Student Question
What might the phrase “fearing the chronic angers of that house,” indicate?
Quick answer:
The phrase "fearing the chronic angers of that house" likely indicates the speaker's troubled relationship with his father, characterized by frequent arguments and a lack of emotional warmth. The father expresses love through actions rather than affection, leading to a household atmosphere filled with tension and ungratefulness. This metonymy reflects the pervasive anger among the family members.
Evidently the relationship between the speaker of the poem and his father was somewhat troubled when the speaker was a child. The speaker tells us that "No one ever thanked" his father, and even how he would speak "indifferently" to his father, despite all of the sacrifices his father makes for his comfort.

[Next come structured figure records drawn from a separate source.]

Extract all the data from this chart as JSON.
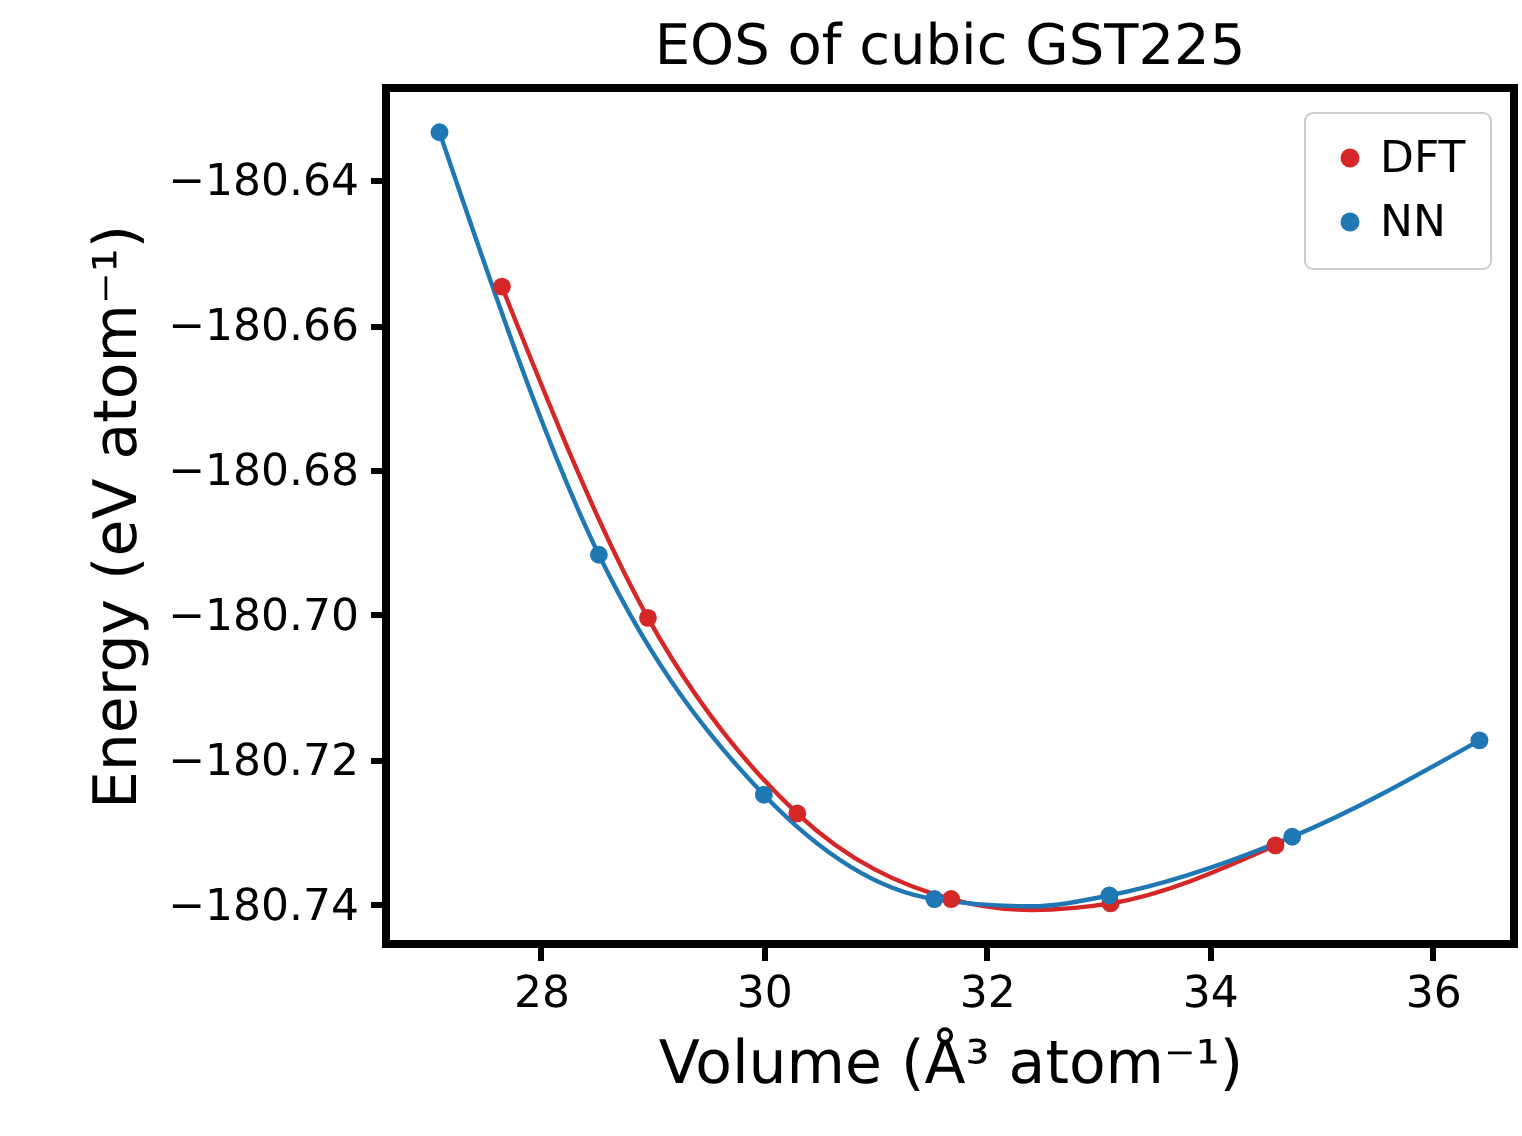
{
  "chart_data": {
    "type": "scatter",
    "title": "EOS of cubic GST225",
    "xlabel": "Volume (Å³ atom⁻¹)",
    "ylabel": "Energy (eV atom⁻¹)",
    "series": [
      {
        "name": "DFT",
        "color": "#d62728",
        "x": [
          27.65,
          28.96,
          30.3,
          31.68,
          33.11,
          34.59
        ],
        "values": [
          -180.6547,
          -180.7004,
          -180.7274,
          -180.7392,
          -180.7398,
          -180.7318
        ]
      },
      {
        "name": "NN",
        "color": "#1f77b4",
        "x": [
          27.09,
          28.52,
          30.0,
          31.53,
          33.1,
          34.74,
          36.42
        ],
        "values": [
          -180.6334,
          -180.6917,
          -180.7248,
          -180.7392,
          -180.7387,
          -180.7306,
          -180.7173
        ]
      },
      {
        "type": "line",
        "marker": "none",
        "color": "#d62728",
        "x": [
          27.65,
          28.96,
          30.3,
          31.68,
          32.4,
          33.11,
          34.59
        ],
        "values": [
          -180.6547,
          -180.7004,
          -180.7274,
          -180.7392,
          -180.7407,
          -180.7398,
          -180.7318
        ]
      },
      {
        "type": "line",
        "marker": "none",
        "color": "#1f77b4",
        "x": [
          27.09,
          28.52,
          30.0,
          31.53,
          32.4,
          33.1,
          34.74,
          36.42
        ],
        "values": [
          -180.6334,
          -180.6917,
          -180.7248,
          -180.7392,
          -180.7402,
          -180.7387,
          -180.7306,
          -180.7173
        ]
      }
    ],
    "xlim": [
      26.61,
      36.73
    ],
    "xticks": [
      28,
      30,
      32,
      34,
      36
    ],
    "ylim": [
      -180.7454,
      -180.6273
    ],
    "yticks": [
      {
        "value": -180.74,
        "label": "−180.74"
      },
      {
        "value": -180.72,
        "label": "−180.72"
      },
      {
        "value": -180.7,
        "label": "−180.70"
      },
      {
        "value": -180.68,
        "label": "−180.68"
      },
      {
        "value": -180.66,
        "label": "−180.66"
      },
      {
        "value": -180.64,
        "label": "−180.64"
      }
    ],
    "marker": "circle",
    "legend": "top right",
    "grid": false
  }
}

It seems as though the father is not the type of person to express his love with hugs and emotional warmth; the father expresses his love with actions, like polishing the speaker's shoes for him or lighting the fires so that his family does not have to suffer in the cold as he does. The speaker says that, once the house was warm, he would rise from his bed to get dressed, though he would fear "the chronic angers of the house." I interpret this to mean that he fears his father's anger; perhaps the two of them disagree and argue quite a lot, as we know that the speaker behaves ungratefully toward the father. Perhaps there is lots of arguing in the house in general, among all the members of the family, and so the speaker fears the time when everyone comes together. He admits, in the end, that he did not understand his father's actions to be expressions of love. Understood this way, "house" seems to stand in for the people who live in the house, and this is an example of metonymy, when something associated with a thing is substituted for the thing itself.